The Union Budget 2026 has been presented with a clear focus on infrastructure development, manufacturing boost, and fiscal consolidation. As investors digest the announcements, it's crucial to understand the sectoral implications and adjust portfolios accordingly.
Key Budget Highlights
- Capital expenditure allocation increased by 15% to ₹12.5 lakh crore
- New PLI schemes announced for semiconductors and green hydrogen
- Personal income tax slabs revised with higher exemptions under new regime
- Long-term capital gains tax structure remains unchanged
- Fiscal deficit target maintained at 4.5% of GDP
Sectors to Watch
Infrastructure and capital goods sectors are clear beneficiaries with the increased capex push. Railways, defense, and green energy companies should see order book improvements. The PLI extension benefits manufacturing stocks, particularly in electronics and EV components.

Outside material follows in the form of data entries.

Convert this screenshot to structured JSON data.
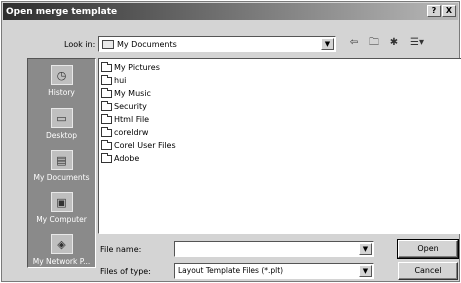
{
  "dialog": {
    "title": "Open merge template",
    "help_glyph": "?",
    "close_glyph": "X"
  },
  "lookin": {
    "label": "Look in:",
    "value": "My Documents",
    "arrow": "▼"
  },
  "toolbar": {
    "back": "⇦",
    "up": "🗀",
    "new_folder": "✱",
    "views": "☰▾"
  },
  "places": [
    {
      "label": "History",
      "icon": "history-icon"
    },
    {
      "label": "Desktop",
      "icon": "desktop-icon"
    },
    {
      "label": "My Documents",
      "icon": "my-documents-icon"
    },
    {
      "label": "My Computer",
      "icon": "my-computer-icon"
    },
    {
      "label": "My Network P...",
      "icon": "network-icon"
    }
  ],
  "files": [
    "My Pictures",
    "hui",
    "My Music",
    "Security",
    "Html File",
    "coreldrw",
    "Corel User Files",
    "Adobe"
  ],
  "filename": {
    "label": "File name:",
    "value": "",
    "placeholder": ""
  },
  "filetype": {
    "label": "Files of type:",
    "value": "Layout Template Files (*.plt)"
  },
  "buttons": {
    "open": "Open",
    "cancel": "Cancel"
  }
}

Banking and Financial Services
The fiscal discipline message is positive for bond markets. Lower borrowing costs help banking margins. PSU banks may see continued government support, while private banks benefit from credit growth projections of 13-14% for FY27.
This budget strikes a balance between growth and fiscal prudence. The focus on manufacturing and infrastructure creates a multi-year investment theme for Indian equities.
Investment Strategy Post-Budget
- Overweight infrastructure, capital goods, and defense sectors
- Accumulate quality manufacturing stocks on dips
- Banking sector remains attractive at current valuations
- FMCG may see near-term pressure but offers value for long-term
- Consider SIPs in diversified equity funds to capture the capex theme
While short-term volatility is expected as markets digest the fine print, the structural story for Indian equities remains intact. The budget reinforces India's position as a manufacturing hub and infrastructure growth story.